Throughout history, book burnings have represented the destruction of knowledge, democracy and freedom.
Whether it was the destruction of reading material in America in the 1950s due to the Red Scare or the restriction of books and other media in US schools in recent years, literary censorship is still widespread today.
To celebrate this fundamental freedom, September 18-24 is known as Banned Books Week and celebrates Americans’ right to read.
The City of Port Townsend issued a proclamation during its Monday council meeting to reaffirm its support for Banned Books Week and the constitutionally protected freedom to read and consume media that may be viewed as unorthodox, controversial or unpopular.
In its proclamation, the city said, “Intellectual freedom is essential to sustaining a free society and a creative culture.”
“Fear of censorship prompts authors wishing to avoid controversy to practice self-censorship, thereby limiting our access to new ideas and voices,” the proclamation continued. “Americans can be confident that they will exercise critical judgment, make their own choices about what they read and believe, and accept the responsibilities that come with that freedom.”
Banned Book Week was created in 1982 after a surge in book bans and challenges in schools, libraries, and bookstores across the United States.
“The 10 most challenged books of 2021 were primarily by or about Black or LGBTQIA+ people,” said Melody Sky Weaver, library director at Port Townsend Public Library, during the council meeting. “I think this year is a very fitting theme.

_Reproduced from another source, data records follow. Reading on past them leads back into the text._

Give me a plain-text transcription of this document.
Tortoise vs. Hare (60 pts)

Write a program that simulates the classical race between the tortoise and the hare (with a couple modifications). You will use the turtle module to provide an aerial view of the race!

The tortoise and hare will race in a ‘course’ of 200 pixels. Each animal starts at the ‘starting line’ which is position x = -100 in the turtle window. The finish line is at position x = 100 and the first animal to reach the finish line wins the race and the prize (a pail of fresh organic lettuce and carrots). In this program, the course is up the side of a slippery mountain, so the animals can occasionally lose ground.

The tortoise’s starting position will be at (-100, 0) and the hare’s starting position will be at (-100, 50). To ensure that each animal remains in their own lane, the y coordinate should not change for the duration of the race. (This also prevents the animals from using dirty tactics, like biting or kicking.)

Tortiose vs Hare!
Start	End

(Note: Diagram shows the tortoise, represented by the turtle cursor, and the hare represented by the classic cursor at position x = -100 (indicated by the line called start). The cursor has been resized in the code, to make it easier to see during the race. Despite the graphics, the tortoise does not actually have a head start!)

It is: books unite us and censorship divides us.”
This year’s top 3 most contested or banned books in America are Gender Queer by Maia Kobabe, Lawn Boy by Jonathan Evison and All Boys Aren’t Blue by George M. Johnson. All three pieces of literature were challenged or restricted for their LGBTQ+ content.
“The very best libraries are mirrors, windows and doors, which means you see yourself represented as a mirror in the library collections. You see people who have had experiences other than your own as the window and ultimately the door that brings us together,” Weaver said.